DELEGATION OF INVESTMENT MANAGEMENT.

(a)

Except as otherwise provided by applicable law relating to governmental institutions or funds, a governing board may delegate investment and management functions that a prudent governing body could properly delegate under the circumstances. A governing board shall exercise reasonable care, skill, and caution in:

1.

Selecting an agent;

2.

Establishing the scope and terms of the delegation, consistent with the purposes of the institutional fund; and

3.

Periodically reviewing the agent’s actions to monitor the agent’s performance and the agent’s compliance with the terms of the delegation.

(b)

In performing a delegated function, an agent owes a duty to the governing board to exercise reasonable care to comply with the terms of the delegation.

(c)

The members of a governing board who comply with the requirements of paragraph (a) are not liable for the decisions or actions of the agent to whom the function was delegated.

(d)

By accepting the delegation of an investment or management function from a governing board of an institution that is subject to the laws of this state, an agent submits to the jurisdiction of the courts of this state in all actions arising from the delegation.

(7)

INVESTMENT COSTS.In investing and managing trust assets, a governing board may only incur costs that are appropriate and reasonable in relation to the assets and the purposes of the institution.

(8)

RELEASE OF RESTRICTIONS ON USE OR INVESTMENT.

(a)

With the written consent of the donor, a governing board may release, in whole or in part, a restriction imposed by the applicable instrument on the use or investment of an institutional fund.

(b)

If written consent of the donor cannot be obtained by reason of the donor’s death, disability, unavailability, or impossibility of identification, a governing board may release, in whole or in part, a restriction imposed by the applicable instrument on the use or investment of an institutional fund if the fund has a total value of less than $100,000 and if the governing board, in its fiduciary judgment, concludes that the value of the fund is insufficient to justify the cost of administration as a separate institutional fund.

(c)

If written consent of the donor cannot be obtained by reason of the donor’s death, disability, unavailability, or impossibility of identification, a governing board may apply in the name of the institution to the circuit court of the county in which the institution is located for release of a restriction imposed by the applicable instrument on the use or investment of an institutional fund. The Attorney General shall be notified of the application and shall be given an opportunity to be heard.

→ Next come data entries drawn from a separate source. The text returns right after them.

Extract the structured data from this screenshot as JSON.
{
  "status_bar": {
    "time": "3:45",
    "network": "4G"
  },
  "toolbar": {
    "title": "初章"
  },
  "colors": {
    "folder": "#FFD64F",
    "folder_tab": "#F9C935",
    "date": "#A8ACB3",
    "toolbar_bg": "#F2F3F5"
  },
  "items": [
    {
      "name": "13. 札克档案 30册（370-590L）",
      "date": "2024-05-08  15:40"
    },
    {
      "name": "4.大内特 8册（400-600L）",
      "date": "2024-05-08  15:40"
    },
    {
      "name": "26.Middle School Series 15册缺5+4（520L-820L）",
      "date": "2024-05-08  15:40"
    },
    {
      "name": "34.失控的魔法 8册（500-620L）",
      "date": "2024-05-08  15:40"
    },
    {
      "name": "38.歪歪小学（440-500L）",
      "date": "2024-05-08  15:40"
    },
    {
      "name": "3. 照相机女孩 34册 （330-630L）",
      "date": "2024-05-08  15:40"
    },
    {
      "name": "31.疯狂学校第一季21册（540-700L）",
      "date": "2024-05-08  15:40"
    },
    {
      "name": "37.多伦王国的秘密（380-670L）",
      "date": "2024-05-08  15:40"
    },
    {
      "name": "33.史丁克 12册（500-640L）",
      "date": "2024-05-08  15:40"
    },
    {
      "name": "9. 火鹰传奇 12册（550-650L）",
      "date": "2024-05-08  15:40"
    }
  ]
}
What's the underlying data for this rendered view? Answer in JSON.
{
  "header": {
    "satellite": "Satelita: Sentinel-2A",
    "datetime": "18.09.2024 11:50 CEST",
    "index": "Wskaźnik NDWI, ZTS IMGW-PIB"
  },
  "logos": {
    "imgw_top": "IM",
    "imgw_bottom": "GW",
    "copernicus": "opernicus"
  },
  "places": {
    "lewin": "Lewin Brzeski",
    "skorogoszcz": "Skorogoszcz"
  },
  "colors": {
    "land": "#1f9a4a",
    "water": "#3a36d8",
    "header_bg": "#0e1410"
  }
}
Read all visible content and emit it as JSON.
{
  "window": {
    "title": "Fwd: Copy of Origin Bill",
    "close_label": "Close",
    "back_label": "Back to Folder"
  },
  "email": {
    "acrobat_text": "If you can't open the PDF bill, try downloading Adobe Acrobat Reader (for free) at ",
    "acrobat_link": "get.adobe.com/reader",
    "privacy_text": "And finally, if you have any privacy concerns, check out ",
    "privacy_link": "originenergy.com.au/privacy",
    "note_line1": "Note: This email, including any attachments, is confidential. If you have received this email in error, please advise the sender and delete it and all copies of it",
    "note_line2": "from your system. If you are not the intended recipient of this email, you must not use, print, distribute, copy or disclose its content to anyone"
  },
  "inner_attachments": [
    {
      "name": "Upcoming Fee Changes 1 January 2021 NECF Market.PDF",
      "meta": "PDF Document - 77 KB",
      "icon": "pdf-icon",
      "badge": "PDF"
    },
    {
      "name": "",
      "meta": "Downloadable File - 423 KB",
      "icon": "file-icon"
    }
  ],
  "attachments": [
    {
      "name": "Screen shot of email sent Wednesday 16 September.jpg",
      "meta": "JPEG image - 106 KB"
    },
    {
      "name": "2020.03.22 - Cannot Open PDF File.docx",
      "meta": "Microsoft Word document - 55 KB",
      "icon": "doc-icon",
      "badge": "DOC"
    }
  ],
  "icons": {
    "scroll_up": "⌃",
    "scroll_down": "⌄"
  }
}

If the court finds that the restriction is unlawful, impracticable, impossible to achieve, or wasteful, it may by order release the restriction in whole or in part. A release under this subsection may not change an endowment fund to a fund that is not an endowment fund.

(d)

A release under this subsection may not allow a fund to be used for purposes other than the educational purposes of the institution affected.

(e)

This subsection does not limit the application of the doctrine of cy pres.

(9)

UNIFORMITY OF APPLICATION AND CONSTRUCTION.This act shall be applied and construed so as to effectuate its general purpose to make uniform the law with respect to the subject of this act among those states which enact it.

History.

s. 13, ch. 2003-399; s. 79, ch. 2004-41.